Le train de 8h28 m’amène de Villarimboud à la gare de Fribourg et, de là, un bus me dépose aux Portes de la ville. Après deux petits kilomètres, j’emprunte le chemin pédestre qui mène à Morat. Très vite la chaleur, la lassitude, l’ennui, les crampes me terrassent. Sur cette portion du Plateau suisse, le sentier n’offre aucun attrait. On traverse des campagnes semi urbanisées où les champs de blé et de maïs alternent avec des zones industrielles, une autoroute, des quartiers de villas neuves et des jardins rasés par des tondeuses automatiques qui traquent le moindre brin d’herbe pendant que leurs propriétaires sont en vacances ou au bureau. Pas la moindre âme qui vive à l’horizon.
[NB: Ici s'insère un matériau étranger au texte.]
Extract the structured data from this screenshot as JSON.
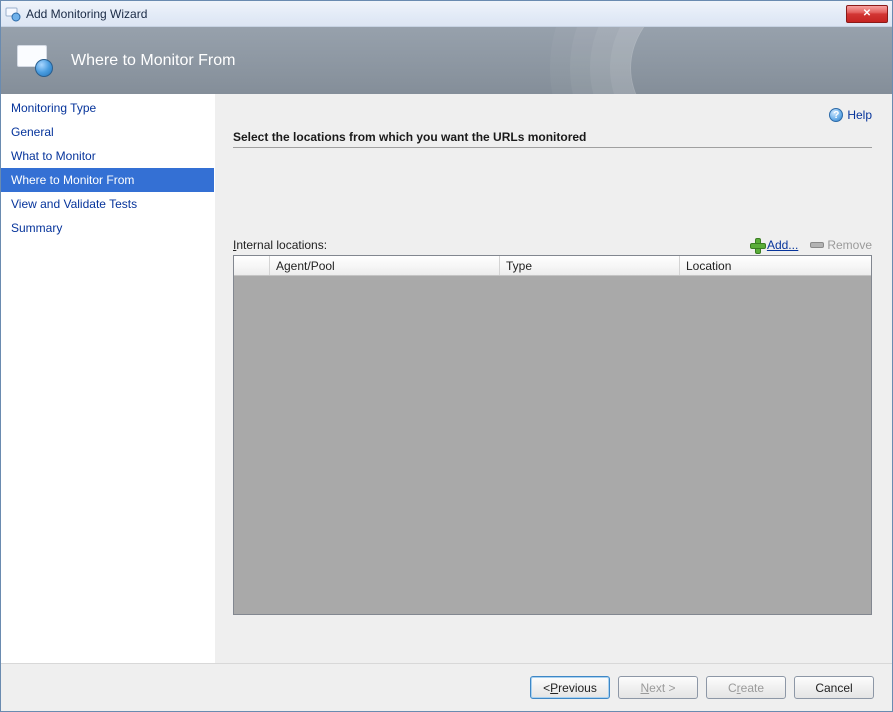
{
  "window": {
    "title": "Add Monitoring Wizard"
  },
  "banner": {
    "title": "Where to Monitor From"
  },
  "sidebar": {
    "items": [
      {
        "label": "Monitoring Type",
        "active": false
      },
      {
        "label": "General",
        "active": false
      },
      {
        "label": "What to Monitor",
        "active": false
      },
      {
        "label": "Where to Monitor From",
        "active": true
      },
      {
        "label": "View and Validate Tests",
        "active": false
      },
      {
        "label": "Summary",
        "active": false
      }
    ]
  },
  "content": {
    "helpLabel": "Help",
    "instruction": "Select the locations from which you want the URLs monitored",
    "internalLabelPrefix": "I",
    "internalLabelRest": "nternal locations:",
    "addPrefix": "A",
    "addRest": "dd...",
    "removeLabel": "Remove",
    "columns": {
      "agent": "Agent/Pool",
      "type": "Type",
      "location": "Location"
    },
    "rows": []
  },
  "footer": {
    "prevPrefix": "< ",
    "prevMnemonic": "P",
    "prevRest": "revious",
    "nextMnemonic": "N",
    "nextRest": "ext >",
    "createPrefix": "C",
    "createMnemonic": "r",
    "createRest": "eate",
    "cancelLabel": "Cancel"
  }
}
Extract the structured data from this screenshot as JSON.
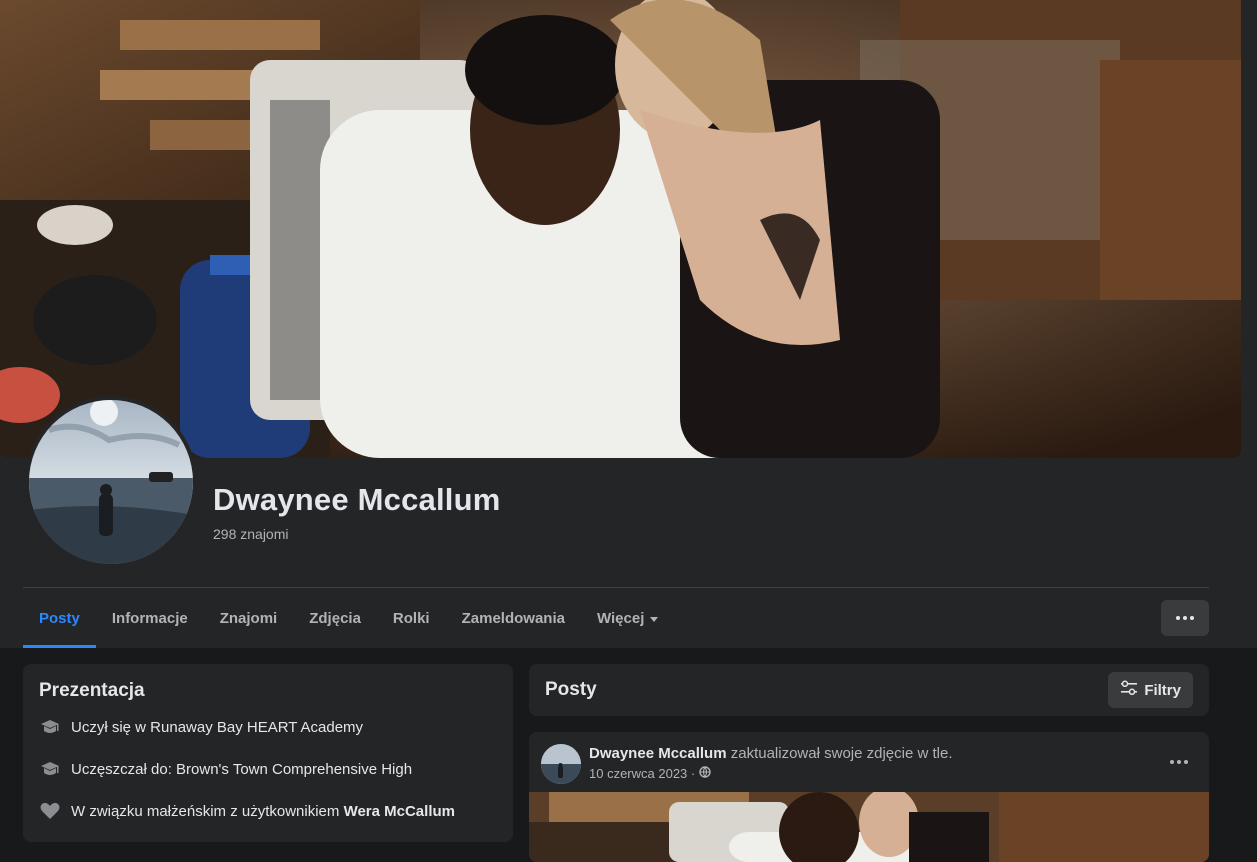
{
  "profile": {
    "name": "Dwaynee Mccallum",
    "friends": "298 znajomi"
  },
  "tabs": [
    {
      "label": "Posty",
      "active": true
    },
    {
      "label": "Informacje"
    },
    {
      "label": "Znajomi"
    },
    {
      "label": "Zdjęcia"
    },
    {
      "label": "Rolki"
    },
    {
      "label": "Zameldowania"
    },
    {
      "label": "Więcej"
    }
  ],
  "intro": {
    "title": "Prezentacja",
    "rows": [
      {
        "icon": "graduation-cap-icon",
        "text": "Uczył się w Runaway Bay HEART Academy"
      },
      {
        "icon": "graduation-cap-icon",
        "text": "Uczęszczał do: Brown's Town Comprehensive High"
      },
      {
        "icon": "heart-icon",
        "text": "W związku małżeńskim z użytkownikiem ",
        "strong": "Wera McCallum"
      }
    ]
  },
  "posts": {
    "title": "Posty",
    "filter_label": "Filtry"
  },
  "post": {
    "author": "Dwaynee Mccallum",
    "action": " zaktualizował swoje zdjęcie w tle.",
    "date": "10 czerwca 2023 ·",
    "privacy_icon": "globe-icon"
  },
  "colors": {
    "accent": "#2d88ff",
    "background": "#18191a",
    "card": "#242526",
    "button": "#3a3b3c"
  }
}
Aucun «Grüesser» enjoué pour le voyageur esseulé. Apparemment, je suis le seul à être assez fou pour emprunter ce chemin aujourd’hui.

Je me traine donc comme une âme en peine, en maudissant mon entêtement à vouloir marcher ainsi au milieu du néant. Soudain un merle semble avoir senti ma détresse. A l’orée d’un bois, il vient se poser à côté de moi et m’accompagne par petits bonds, pendant cinq longues minutes, comme s’il voulait me montrer la fin de l’épreuve… 

Voici enfin Meyriez et le monument qui commémore la fameuse bataille de Morat, qui a vu la défaite des troupes de Charles le Téméraire en juin 1476. Les gémissements des soldats qui étouffaient de chaleur dans leurs cuirasses pendant que les Confédérés furieux les transperçaient de leurs hallebardes ou les faisaient périr noyés dans le lac se sont tus depuis longtemps. Cinq siècles et demi ont passé. Mais on devine que leur sort n’a pas dû être agréable. Du coup, mes petites souffrances de pèlerin du XXIème siècle apparaissent ridicules et je monte vers la vieille ville de Morat sans me plaindre. Mon hôtel, adossé aux remparts, s’avère bien choisi. Les redoutables envahisseurs bourguignons et lansquenets suisses ont cédé la place à de pacifiques Indiens qui mitonnent des petits plats au curry fort passables.

Le lendemain matin, le sentier du bord du lac de Morat étant fermé pour cause d’inondation, je prends le train jusqu’à Sugiez. A onze heures, j’ai rendez-vous dans la cave de Renaud Burnier, éminent représentant d’une grande dynastie de vignerons du Vully. On se connait depuis une douzaine d’années mais c’est la première fois que je visite son domaine. Comme beaucoup de ses confrères, Renaud cache un tempérament original derrière l’amour de la tradition. Non seulement il produit un des meilleurs vins du Vully (il faut goûter sa «Folle envie», un chasselas vieilles vignes à l’étiquette un brin coquine), mais c’est aussi l’unique Suisse à cultiver des vignes en Russie. Dans la grande lignée des vignerons de la mer Noire qui s’étaient installés près d’Odessa dans les années 1820 (voir à ce sujet le livre d’Olivier Grivat, Les vignerons suisses du tsar), il a acquis il y a une vingtaine d’années un domaine de cinquante hectares dans la région vinicole d’Anapa, aux pieds du Caucase. Ce n’était pas gagné d’avance. Des vignes mal entretenues, des méthodes de vinification datant de Staline, tout était à faire et à refaire! 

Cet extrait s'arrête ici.